Jürgen LendersFDP - Aktuelle Stunde: Cannabis-Legalisierung - Auswirkung auf die innere Sicherheit
Frau Präsidentin! Meine Damen und Herren! Man fragt sich wirklich, was diese Debatte heute Morgen soll.
(Beifall bei der FDP sowie bei Abgeordneten der SPD und des BÜNDNISSES 90/DIE GRÜNEN)
Ist die Legalisierung von Cannabis wirklich das Thema, das die Menschen aktuell interessiert?
(Zuruf von der CDU/CSU: Ja!)
Unserer Wirtschaft steht das Wasser bis zum Hals.
(Wilfried Oellers [CDU/CSU]: Dann hätten Sie mal was tun können! Was ist denn das für eine Bemerkung? – Weitere Zurufe von der CDU/CSU)
Volkswagen plant die Schließung von drei Werken in Deutschland; Tausende Arbeitsplätze stehen auf der Kippe. Unsere Wirtschaft schrumpft. Heimische Unternehmen und Investoren kehren Deutschland den Rücken.
(Dr. Silke Launert [CDU/CSU]: Das ist ein anderes Thema!)
Und wir, was machen wir? Wir dürfen dank der Union über die Aufhebung der Cannabislegalisierung debattieren.
(Konstantin Kuhle [FDP]: Unglaublich!)
Meine Damen und Herren, liebe Kolleginnen und Kollegen der Union, ich weiß wirklich nicht, was Sie geraucht haben, als Sie das Thema auf die Tagesordnung gesetzt haben.
(Beifall bei der FDP sowie bei Abgeordneten der SPD – Dorothee Bär [CDU/CSU]: Das ist ja mal voll der Schenkelklopfer hier! Den hat ja noch keiner gebracht, den Spruch!)
Die Chance, die Sie heute Morgen vertan haben, ist, über eine echte Wirtschaftswende in Deutschland – ein wirklich wichtiges Thema – zu debattieren und Ihre Positionen einmal darzustellen.
(Beifall bei der FDP und der SPD – Dr. Silke Launert [CDU/CSU]: Darüber haben wir vor wenigen Tagen geredet! Wenn man keine Argumente hat, dann kommt so was! – Weitere Zurufe von der CDU/CSU)

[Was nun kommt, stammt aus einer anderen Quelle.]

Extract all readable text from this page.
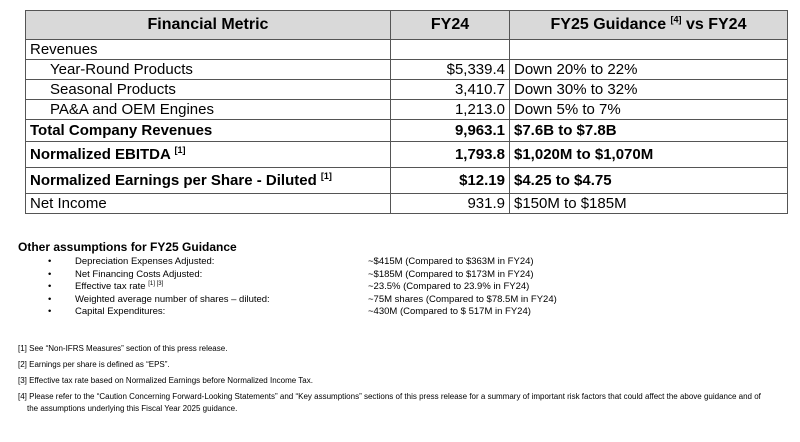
Financial Metric	FY24	FY25 Guidance [4] vs FY24
Revenues		
Year-Round Products	$5,339.4	Down 20% to 22%
Seasonal Products	3,410.7	Down 30% to 32%
PA&A and OEM Engines	1,213.0	Down 5% to 7%
Total Company Revenues	9,963.1	$7.6B to $7.8B
Normalized EBITDA [1]	1,793.8	$1,020M to $1,070M
Normalized Earnings per Share - Diluted [1]	$12.19	$4.25 to $4.75
Net Income	931.9	$150M to $185M
Other assumptions for FY25 Guidance
• Depreciation Expenses Adjusted:	~$415M (Compared to $363M in FY24)
• Net Financing Costs Adjusted:	~$185M (Compared to $173M in FY24)
• Effective tax rate [1] [3]	~23.5% (Compared to 23.9% in FY24)
• Weighted average number of shares – diluted:	~75M shares (Compared to $78.5M in FY24)
• Capital Expenditures:	~430M (Compared to $ 517M in FY24)
[1] See “Non-IFRS Measures” section of this press release.
[2] Earnings per share is defined as “EPS”.
[3] Effective tax rate based on Normalized Earnings before Normalized Income Tax.
[4] Please refer to the “Caution Concerning Forward-Looking Statements” and “Key assumptions” sections of this press release for a summary of important risk factors that could affect the above guidance and of
the assumptions underlying this Fiscal Year 2025 guidance.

Das ist Ihre Verantwortung.
Meine Damen und Herren, statt die wirklich relevanten Debatten zu führen, werden hier gesellschaftspolitische Nebenkriegsschauplätze eröffnet.
(Dorothee Bär [CDU/CSU]: Der volkwirtschaftliche Schaden durch Drogen ist gigantisch übrigens!)

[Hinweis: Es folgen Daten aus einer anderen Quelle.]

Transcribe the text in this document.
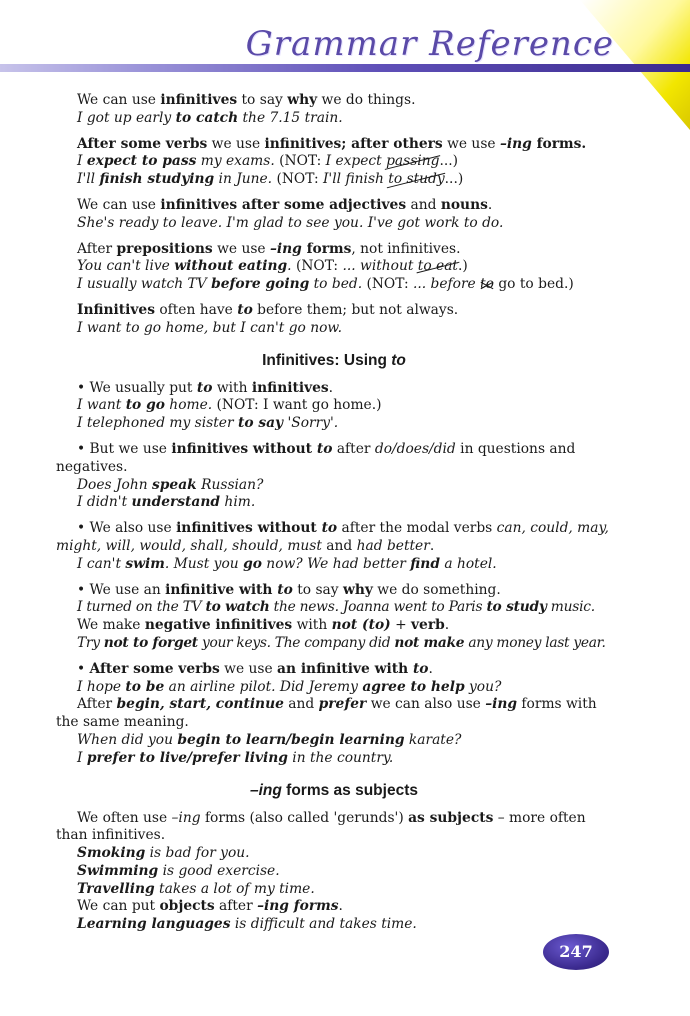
Grammar Reference
We can use infinitives to say why we do things.
I got up early to catch the 7.15 train.
After some verbs we use infinitives; after others we use –ing forms.
I expect to pass my exams. (NOT: I expect passing...)
I'll finish studying in June. (NOT: I'll finish to study...)
We can use infinitives after some adjectives and nouns.
She's ready to leave. I'm glad to see you. I've got work to do.
After prepositions we use –ing forms, not infinitives.
You can't live without eating. (NOT: ... without to eat.)
I usually watch TV before going to bed. (NOT: ... before to go to bed.)
Infinitives often have to before them; but not always.
I want to go home, but I can't go now.
Infinitives: Using to
• We usually put to with infinitives.
I want to go home. (NOT: I want go home.)
I telephoned my sister to say 'Sorry'.
• But we use infinitives without to after do/does/did in questions and negatives.
Does John speak Russian?
I didn't understand him.
• We also use infinitives without to after the modal verbs can, could, may, might, will, would, shall, should, must and had better.
I can't swim. Must you go now? We had better find a hotel.
• We use an infinitive with to to say why we do something.
I turned on the TV to watch the news. Joanna went to Paris to study music.
We make negative infinitives with not (to) + verb.
Try not to forget your keys. The company did not make any money last year.
• After some verbs we use an infinitive with to.
I hope to be an airline pilot. Did Jeremy agree to help you?
After begin, start, continue and prefer we can also use –ing forms with the same meaning.
When did you begin to learn/begin learning karate?
I prefer to live/prefer living in the country.
–ing forms as subjects
We often use –ing forms (also called 'gerunds') as subjects – more often than infinitives.
Smoking is bad for you.
Swimming is good exercise.
Travelling takes a lot of my time.
We can put objects after –ing forms.
Learning languages is difficult and takes time.
247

Das ist wirklich nichts, was die Menschen draußen interessiert.
(Dorothee Bär [CDU/CSU]: Doch!)
Cannabis ist legalisiert worden, aber das Abendland ist nicht untergegangen.
(Beifall bei der FDP sowie bei Abgeordneten der SPD)
Aber wenn Sie unbedingt darüber reden wollen, dann lassen Sie mich einen Teilaspekt aus der Verkehrspolitik hinzufügen.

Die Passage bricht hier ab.